Dexter Avenue King Memorial Baptist Church seems a strange place for Alabama’s new governor to disown a class of people. Via LiA:
“There may be some people here today who do not have living within them the Holy Spirit,” Bentley said. ”But if you have been adopted in God’s family like I have, and like you have if you’re a Christian and if you’re saved, and the Holy Spirit lives within you just like the Holy Spirit lives within me, then you know what that makes? It makes you and me brothers. And it makes you and me brother and sister.”
Bentley added, ”Now I will have to say that, if we don’t have the same daddy, we’re not brothers and sisters. So anybody here today who has not accepted Jesus Christ as their savior, I’m telling you, you’re not my brother and you’re not my sister, and I want to be your brother.” (Emphasis mine)
Original here.

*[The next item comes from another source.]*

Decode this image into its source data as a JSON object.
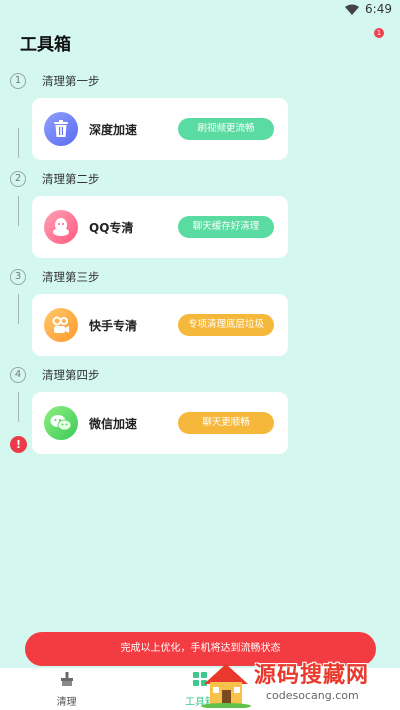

Of course, that endorsement came in a church; Bentley took pains to say he was everyone’s governor. The nontroversy distracts from something much more ominous. Bentley, who quoted Martin Luther King Jr. in his inauguration speech, called on everyone in Alabama government to “create private sector jobs:”

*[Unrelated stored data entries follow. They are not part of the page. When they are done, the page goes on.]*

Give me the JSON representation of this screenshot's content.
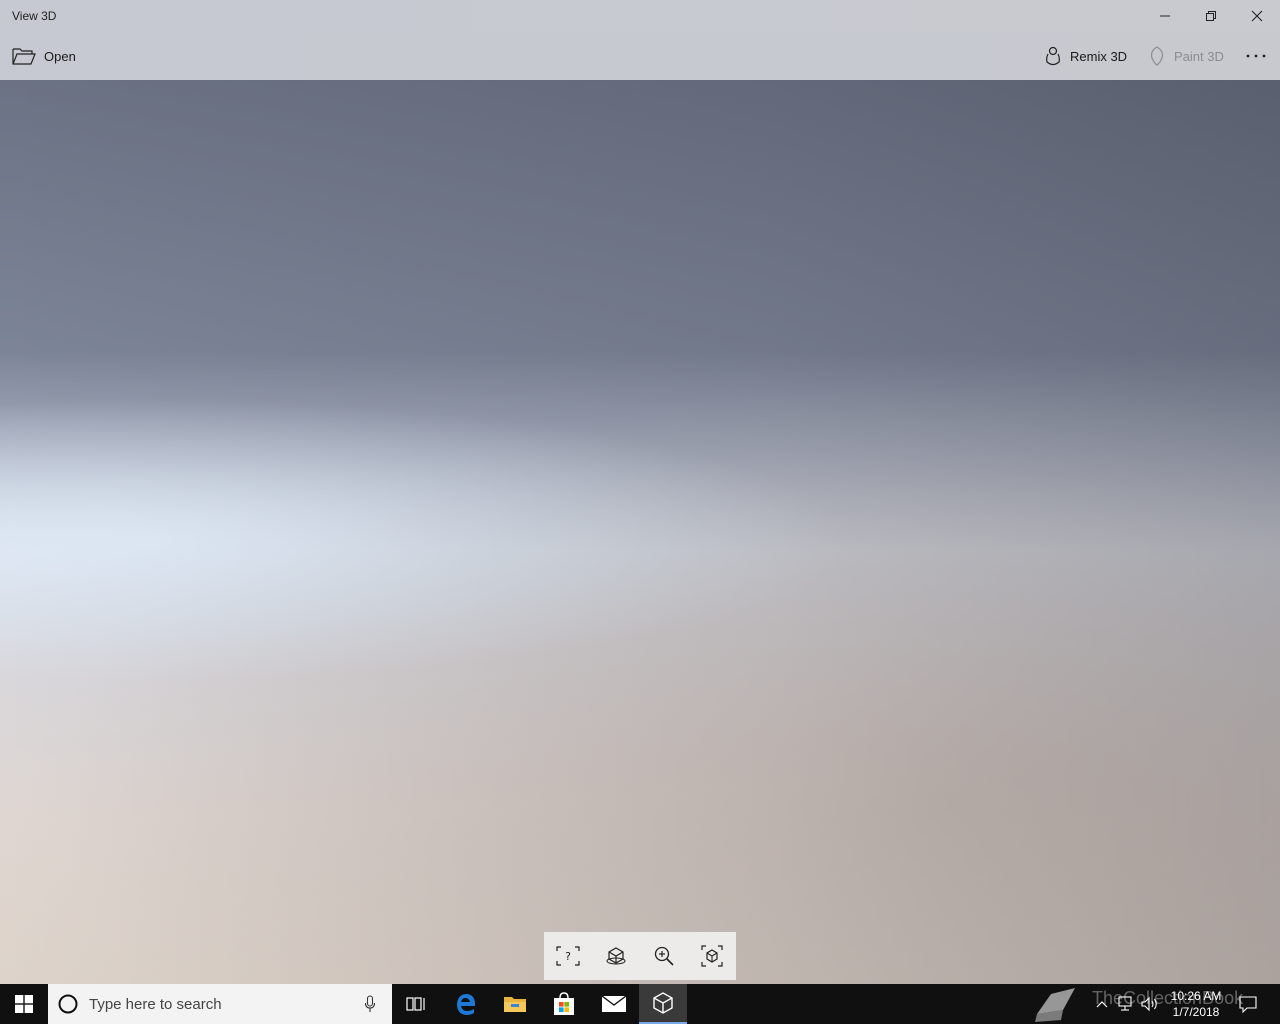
{
  "window": {
    "title": "View 3D"
  },
  "toolbar": {
    "open_label": "Open",
    "remix_label": "Remix 3D",
    "paint_label": "Paint 3D",
    "more_label": "..."
  },
  "taskbar": {
    "search_placeholder": "Type here to search",
    "time": "10:26 AM",
    "date": "1/7/2018",
    "watermark": "TheCollectionBook"
  },
  "icons": {
    "open": "folder-open-icon",
    "remix": "remix3d-icon",
    "paint": "paint3d-icon",
    "more": "more-icon",
    "minimize": "minimize-icon",
    "maximize": "restore-icon",
    "close": "close-icon",
    "float": [
      "help-frame-icon",
      "environment-icon",
      "zoom-in-icon",
      "reset-view-icon"
    ]
  },
  "colors": {
    "taskbar": "#101010",
    "accent": "#78a9e6",
    "chrome": "#c6c9d1"
  }
}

We are going to have to be creative. Agencies that are not typically focused on job creation will certainly have to be now. Whether it is the Department of Transportation installing a turn lane so a Dollar General store can open on time or the Conservation Department helping to create and build a state-of-the-art convention center at Gulf Shores, our state’s mission from today forward is creating jobs for Alabamians. (Emphasis mine)

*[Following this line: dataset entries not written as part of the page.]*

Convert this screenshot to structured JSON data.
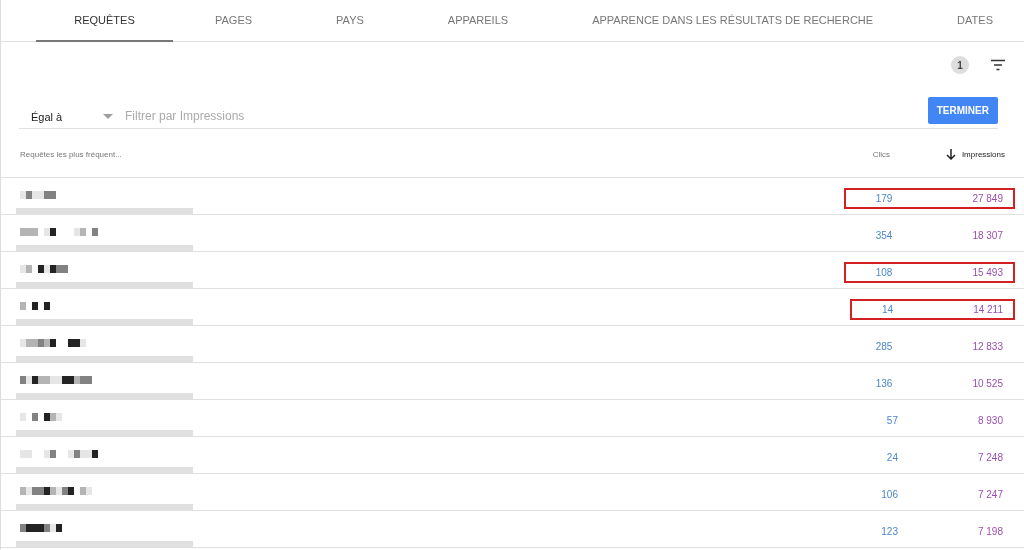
{
  "tabs": [
    {
      "label": "REQUÊTES",
      "selected": true
    },
    {
      "label": "PAGES",
      "selected": false
    },
    {
      "label": "PAYS",
      "selected": false
    },
    {
      "label": "APPAREILS",
      "selected": false
    },
    {
      "label": "APPARENCE DANS LES RÉSULTATS DE RECHERCHE",
      "selected": false
    },
    {
      "label": "DATES",
      "selected": false
    }
  ],
  "filter_count": "1",
  "filter": {
    "operator": "Égal à",
    "placeholder": "Filtrer par Impressions",
    "button": "TERMINER"
  },
  "table": {
    "columns": [
      {
        "label": "Requêtes les plus fréquent...",
        "sorted": false
      },
      {
        "label": "Clics",
        "sorted": false
      },
      {
        "label": "Impressions",
        "sorted": true
      }
    ],
    "rows": [
      {
        "clicks": "179",
        "impressions": "27 849",
        "highlighted": true
      },
      {
        "clicks": "354",
        "impressions": "18 307",
        "highlighted": false
      },
      {
        "clicks": "108",
        "impressions": "15 493",
        "highlighted": true
      },
      {
        "clicks": "14",
        "impressions": "14 211",
        "highlighted": true
      },
      {
        "clicks": "285",
        "impressions": "12 833",
        "highlighted": false
      },
      {
        "clicks": "136",
        "impressions": "10 525",
        "highlighted": false
      },
      {
        "clicks": "57",
        "impressions": "8 930",
        "highlighted": false
      },
      {
        "clicks": "24",
        "impressions": "7 248",
        "highlighted": false
      },
      {
        "clicks": "106",
        "impressions": "7 247",
        "highlighted": false
      },
      {
        "clicks": "123",
        "impressions": "7 198",
        "highlighted": false
      }
    ]
  }
}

Remember the heady days of deregulation fever? Remember chainsaws at red tape-cutting photo ops? Remember when hydraulic fracking was exempted from all regulation? Remember when hundreds of mountaintop removal permits were issued in the dead of night? Good times, and now they’re coming to Alabama. Somehow, it will fail to turn us into an economic dynamo. What was that about the definition of insanity?